What Was Your First Sign Of Aging?

I, too, began to get gray hair in my '30's, and by the time I turned 50, the hair was almost totally gray. But, that's no big thing....at least I have a full "Mop" on my head....and have to go to the barber every 4 or 5 weeks to keep it looking halfway decent.
 

I, too, began to get gray hair in my '30's, and by the time I turned 50, the hair was almost totally gray. But, that's no big thing....at least I have a full "Mop" on my head....and have to go to the barber every 4 or 5 weeks to keep it looking halfway decent.
I started losing my hair in my mid twenties and am a baldie now. Hair didn't start turning gray until I was in late forties.
 

Besides gray hair? I will be 73 soon and have no wrinkles but the area beneath my chin started dimpling about a year ago. Since my hair stays covered in public, until about that time, I got "carded" when asking for senior discounts and paying senior bus fares.
Gas. Sneaky when you least expect it in a variety of forms gas.
 
hands like holly saids -----get dry quick-getting a little arthritis in finger joints achey -
not as smooth--but nails are still nice ,
nxt i needed glasses to read with ...
and my knee is achey so getting a x ray this month ..☹
 
Exactly - that's the frustrating part. I had a talk about this with my o/h, and he says it happens to him too .. but, it happens to me more often.
it definitely doesn't happen to my o/h.. and he's noticed it a lot about me..but he says it's probably nothing to worry about,.. but it concerns me a lot because it's not an occasional thing.. , my mother was young when she died, but I can't remember any of my older relatives including my father , having the same problem..
 
yes I can imagine Pinks... I feel it makes me look like an imbecile when I'm talking.. it's not even words I rarely use, it's every day words, or words used to describe something or someone..
Oh my gosh. So true. Last year we were getting our pool jackhammered out and replastered, retiled, the works. Was talking to the contractor and I pointed and said, "Will you redo that thing or leave it as it is?"
He asked - and I knew it was coming, "What thing?"
I said "The thing in the deep end that you use to climb out of the pool."
He said slowly, "Um, do you mean, the ladder?"

I felt like an absolute idiot. My brain could not retrieve the word for that ladder. My brain went totally blank. So blank that as I was standing there asking him the question, I thought to myself, how could I have lived with this pool for 34 years and not known what that thing is called?

So, yeah, @Pinky and @hollydolly, I feel your pain on this.
 
it definitely doesn't happen to my o/h.. and he's noticed it a lot about me..but he says it's probably nothing to worry about,.. but it concerns me a lot because it's not an occasional thing.. , my mother was young when she died, but I can't remember any of my older relatives including my father , having the same problem..
Neither of my parents reached my age, so ... however, I don't see this in my older sisters (one who is 10 yrs. old than me).
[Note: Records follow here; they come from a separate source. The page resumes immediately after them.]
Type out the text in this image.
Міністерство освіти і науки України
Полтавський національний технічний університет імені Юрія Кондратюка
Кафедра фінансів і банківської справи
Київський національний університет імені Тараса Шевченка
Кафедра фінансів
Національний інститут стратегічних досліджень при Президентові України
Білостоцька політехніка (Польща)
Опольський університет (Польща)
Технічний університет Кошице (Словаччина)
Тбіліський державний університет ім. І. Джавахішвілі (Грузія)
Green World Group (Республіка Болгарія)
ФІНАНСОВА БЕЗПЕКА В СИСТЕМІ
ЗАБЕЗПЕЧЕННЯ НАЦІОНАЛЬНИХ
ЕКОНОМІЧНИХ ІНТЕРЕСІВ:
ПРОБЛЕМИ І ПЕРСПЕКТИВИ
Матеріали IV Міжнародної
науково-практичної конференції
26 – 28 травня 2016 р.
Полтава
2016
It does concern me, to the point where, if it continues and worsens, I will ask my doctor to send me for Alzheimer's testing.
 
Neither of my parents reached my age, so ... however, I don't see this in my older sisters (one who is 10 yrs. old than me). It does concern me, to the point where, if it continues and worsens, I will ask my doctor to send me for Alzheimer's testing.
I'm going to do the same thing, Pinky ..in all seriousness, because it's become a real concern. It matters not so much when I post here about forgetting words because I can take time to think of them, but in conversation it's embarrassing, then of course there's the forgetting of things that have been said to me, or things I've done in real life, all getting to be too often to ignore.
 
Oh my gosh. So true. Last year we were getting our pool jackhammered out and replastered, retiled, the works. Was talking to the contractor and I pointed and said, "Will you redo that thing or leave it as it is?"
He asked - and I knew it was coming, "What thing?"
I said "The thing in the deep end that you use to climb out of the pool."
He said slowly, "Um, do you mean, the ladder?"

I felt like an absolute idiot. My brain could not retrieve the word for that ladder. My brain went totally blank. So blank that as I was standing there asking him the question, I thought to myself, how could I have lived with this pool for 34 years and not known what that thing is called?

So, yeah, @Pinky and @hollydolly, I feel your pain on this.
That's it exactly Starsong... horrible isn't it ? :(
 
Oh my gosh. So true. Last year we were getting our pool jackhammered out and replastered, retiled, the works. Was talking to the contractor and I pointed and said, "Will you redo that thing or leave it as it is?"
He asked - and I knew it was coming, "What thing?"
I said "The thing in the deep end that you use to climb out of the pool."
He said slowly, "Um, do you mean, the ladder?"

I felt like an absolute idiot. My brain could not retrieve the word for that ladder. My brain went totally blank. So blank that as I was standing there asking him the question, I thought to myself, how could I have lived with this pool for 34 years and not known what that thing is called?

So, yeah, @Pinky and @hollydolly, I feel your pain on this.
It's so frustrating, because you know what you mean, but can't get it out.